Yesterday, I took the recycling out, and on the way back in I met one of my new neighbors. She is an immigrant, from Libya. She gave me a friendly hello, seeming ever so slightly self-conscious, as if uncertain of my response. I made a point to cross the parking lot to be at a friendly distance to build a connection, and we exchanged names, and some conversation. My new neighbor is pleasant, educated, and every bit human. She is part of my community. We talk comfortably together. We recognize cultural differences without focusing on those; she asks if I have children (I don’t), while keeping a close watch on her young daughter at play. I see her assess my solitary living as something noteworthy (an artist? a childless woman living alone? a former soldier in a Middle Eastern conflict?). I notice the headscarf and make a point of respecting her religious freedom (and privacy) by not asking personal questions; I know that people open up when/if they choose to, and that we are each having our own experience. She politely refrains from asking probing questions about my military experiences; she seemed pleased that I know where Libya is, had heard something about the circumstances there. I offer my help if she needs it while settling in, and she invites me to come have a coffee some afternoon, interested in my art and writing. We are people, only that. We come from many places. We all live on this one round speck of molten metal, rock, and mud, hurtling through the cosmos so much faster than our finite lives can truly embrace. It’s all so very temporary, and there is no time to waste on being dicks to our fellow human beings; we’re all in this together. Becoming.
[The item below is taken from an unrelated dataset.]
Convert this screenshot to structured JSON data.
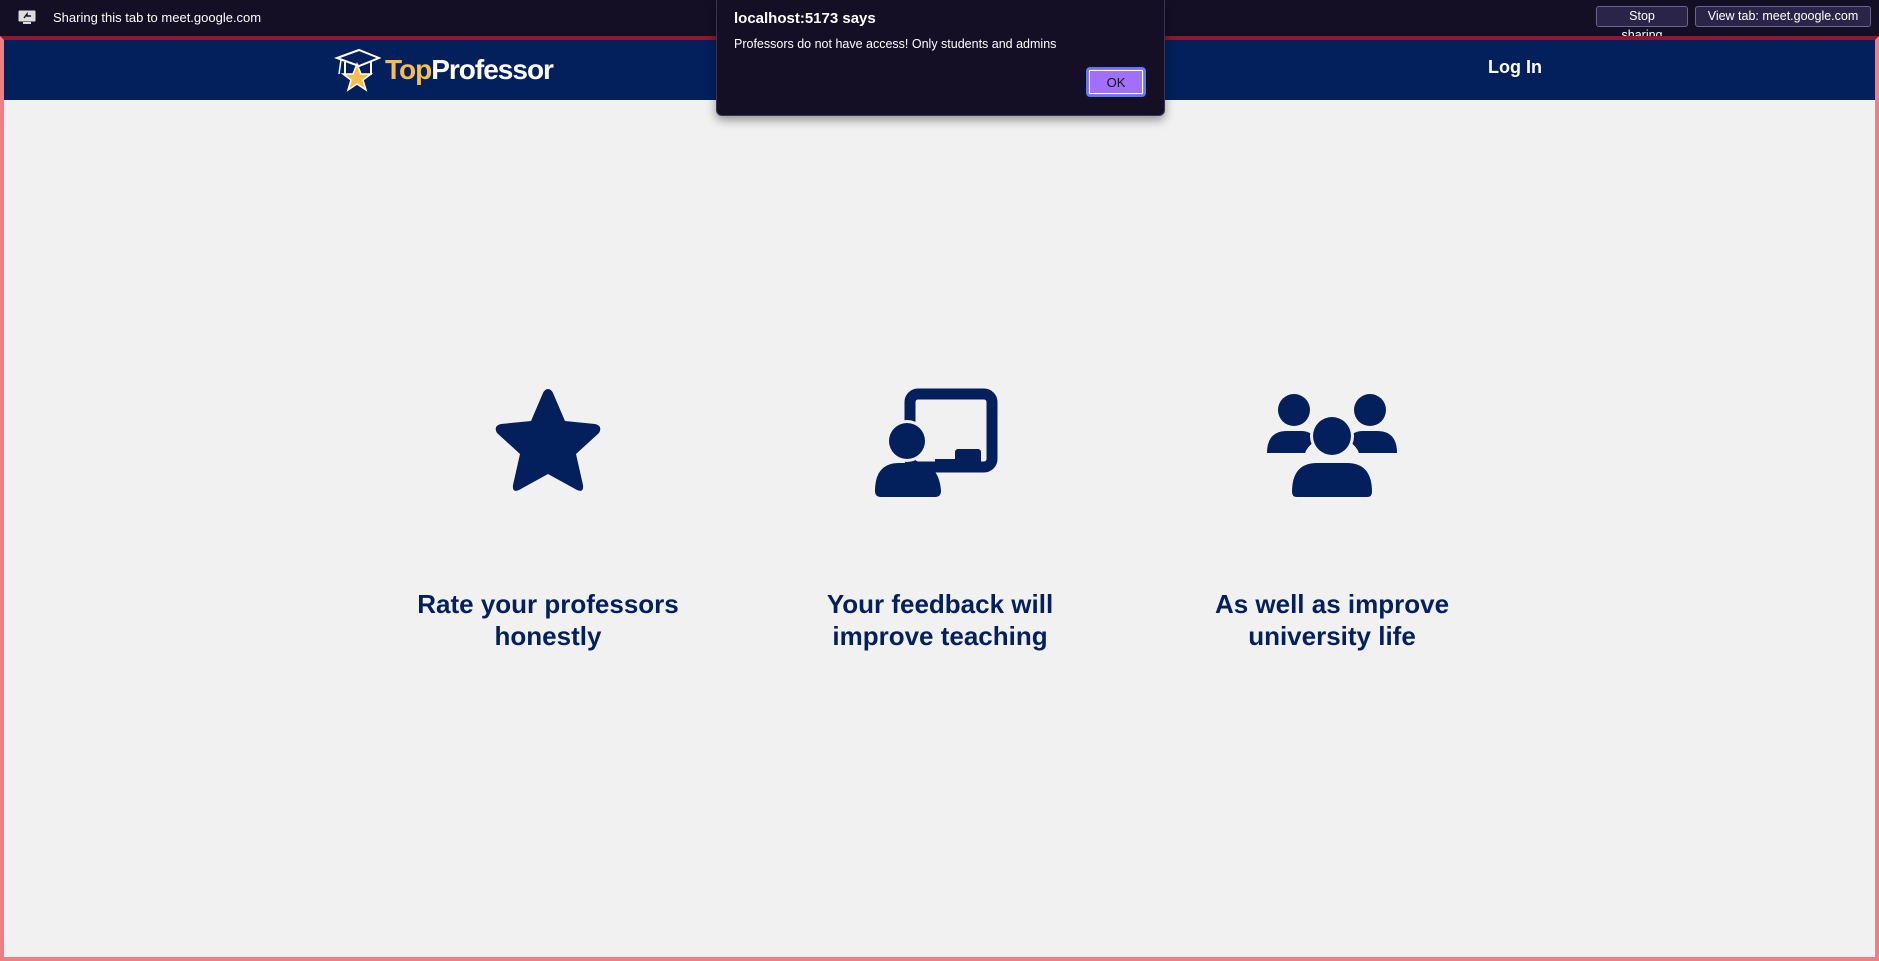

When we limit our perspective on the world, we put ourselves at risk of living in fear.

When we limit our perspective on the world, we put ourselves at risk of living in fear.

My coffee is nearly finished. The clock tells me the day is begun, although the sun is not yet up; it’ll be almost another hour to daylight. Seems a nice time for meditation, for yoga, a shower, and a second coffee… It’s a very good day to take care of the woman in the mirror.